3.6 Ten slotte merkt de deken op dat uit het arrest van 1 juli 2025 blijkt dat het hoger beroep niet-ontvankelijk is verklaard omdat er geen gronden zijn ingediend. Dit maakt de kans op een geslaagd cassatieberoep uitermate klein.
4 BEOORDELING
Toetsingskader 4.1 Op grond van artikel 13 Advocatenwet kan een rechtzoekende die niet (tijdig) een advocaat bereid vindt hem bij te staan in een zaak waarin vertegenwoordiging door een advocaat is voorgeschreven of bijstand uitsluitend door een advocaat kan geschieden, zich wenden tot de deken met het verzoek een advocaat aan te wijzen. De deken kan een verzoek op grond van dit artikel alleen wegens gegronde redenen afwijzen. Een dergelijke reden kan onder meer bestaan indien de door klager gewenste procedure geen verplichte procesvertegenwoordiging kent, of indien de procedure geen redelijke kans van slagen heeft.

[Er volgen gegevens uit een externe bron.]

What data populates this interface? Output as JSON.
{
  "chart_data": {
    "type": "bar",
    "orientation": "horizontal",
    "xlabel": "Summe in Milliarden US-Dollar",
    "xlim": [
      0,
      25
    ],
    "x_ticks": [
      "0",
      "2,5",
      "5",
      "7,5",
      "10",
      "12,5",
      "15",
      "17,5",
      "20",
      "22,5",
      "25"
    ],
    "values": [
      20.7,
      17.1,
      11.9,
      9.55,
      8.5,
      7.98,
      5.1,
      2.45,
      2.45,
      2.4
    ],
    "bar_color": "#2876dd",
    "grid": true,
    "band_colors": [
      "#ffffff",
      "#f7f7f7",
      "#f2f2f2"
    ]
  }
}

Oordeel van het hof 4.2 Klaagster wenst aanwijzing van een advocaat om cassatieberoep in te stellen tegen een arrest van het gerechtshof Amsterdam van 1 juli 2025. Op de dag voordat de cassatietermijn verstreek, op 8 juli 2025, heeft klaagster aan de deken om aanwijzing van een advocaat verzocht. Dit verzoek is afgewezen omdat de termijn om een advocaat aan te wijzen te kort was. De termijn om cassatie in te stellen zou verstrijken op 9 juli 2025 en de deken kon geen advocaat vinden die dezelfde dag een rechtsmiddel zou kunnen aanwenden. Dit betekent dat klaagsters doel – een rechtsmiddel instellen – niet meer kon worden bereikt, zodat aanwijzing van een advocaat voor dat doel zinloos was geworden. Op die grond dient het beklag van klaagster al te worden afgewezen. De door klaagster in haar beklag genoemde inhoudelijke gronden, die door de deken zijn weersproken, behoeven bij gebrek aan enig belang geen nadere bespreking meer.
4.3 Het beklag tegen de beslissing van de deken van 9 juli 2025 om geen advocaat aan te wijzen op de voet van artikel 13 Advocatenwet zal daarom ongegrond worden verklaard.
5 BESLISSING
Het Hof van Discipline:
- verklaart het beklag van klaagster tegen de beslissing van 9 juli 2025 van de Deken van de Orde van Advocaten in het arrondissement Den Haag ongegrond.
Deze beslissing is genomen door mr. drs. P. Fortuin, voorzitter, mrs. K.H.A. Heenk en A. Groenewoud, leden, in tegenwoordigheid van M.H.A. Uri, griffier, en in het openbaar uitgesproken op 29 september 2025.
griffier voorzitter
De beslissing is verzonden op 29 september 2025.